At least 28 people were killed and hundreds more wounded in the four-hour attack that began late in the evening of 12 December (local time), now claimed by the Boko Haram terrorist group. The town shelters over 30,000 refugees and displaced, according to the UN refugee agency (UNHCR).
Municipal and regional elections in the Diffa region were also disrupted due to the violence.
Secretary-General António Guterres condemned the attack and reiterated the UN’s commitment to support national efforts to consolidate democratic governance, promote social cohesion and boost sustainable development, his Spokesperson said in a statement.
UNHCR spokesperson Babar Baloch, said on Tuesday, that attackers destroyed nearly two-thirds of the town’s homes, burned the Toumour market to the ground, and killed more than a thousand cattle, according to local reports.
“Following the attack, most of the population fled to the bush, with some people returning only at daytime,” he added.
Mr. Baloch said UNHCR teams reported on Monday that many had left the town and were heading towards Diffa, some 100 kilometers (about 62 miles) away, which is already hosting about 46,000 refugees, displaced and returnees.
“Together with humanitarian partners and local authorities, we are organizing emergency shelter, food, water, and health support to the affected communities. However, recent heavy floods have made it difficult for aid workers to reach Toumour.”

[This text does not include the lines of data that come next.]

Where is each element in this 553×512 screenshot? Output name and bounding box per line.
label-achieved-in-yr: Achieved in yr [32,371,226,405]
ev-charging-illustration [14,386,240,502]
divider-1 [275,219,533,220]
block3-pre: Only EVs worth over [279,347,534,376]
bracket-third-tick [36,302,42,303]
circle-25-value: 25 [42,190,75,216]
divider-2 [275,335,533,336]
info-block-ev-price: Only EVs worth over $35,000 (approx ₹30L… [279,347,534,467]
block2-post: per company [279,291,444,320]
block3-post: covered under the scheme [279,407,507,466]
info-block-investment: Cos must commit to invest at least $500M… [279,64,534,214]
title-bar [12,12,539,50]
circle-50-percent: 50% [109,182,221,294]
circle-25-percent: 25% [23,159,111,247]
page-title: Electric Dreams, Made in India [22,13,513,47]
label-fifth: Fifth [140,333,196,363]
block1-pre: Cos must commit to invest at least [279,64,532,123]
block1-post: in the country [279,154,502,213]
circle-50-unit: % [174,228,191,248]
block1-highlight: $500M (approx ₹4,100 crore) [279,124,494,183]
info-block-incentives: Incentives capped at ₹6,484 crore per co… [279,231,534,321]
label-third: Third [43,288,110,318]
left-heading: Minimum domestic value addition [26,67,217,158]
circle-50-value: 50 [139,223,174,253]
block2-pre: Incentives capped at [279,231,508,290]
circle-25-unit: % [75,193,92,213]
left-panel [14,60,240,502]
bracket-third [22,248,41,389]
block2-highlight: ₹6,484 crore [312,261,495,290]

The Lake Chad basin has been hit hard by increasing extremist violence over the past few months that has forced hundreds of thousands into the Diffa region. UNHCR and its partners are providing protection and humanitarian aid to more than 265,000 people there, said Mr. Baloch.
“The COVID-19 pandemic further complicates the response as most of the displaced are sheltering in crowded urban areas where social distancing is impossible”, he added.
Funds urgently needed
The UNHCR spokesperson called for increased financial support to ensure a comprehensive response to humanitarian emergencies in the Lake Chad Basin, where millions have been affected by violence.
As of early December, only 52 per cent of the $126.3 million required for the region had been funded.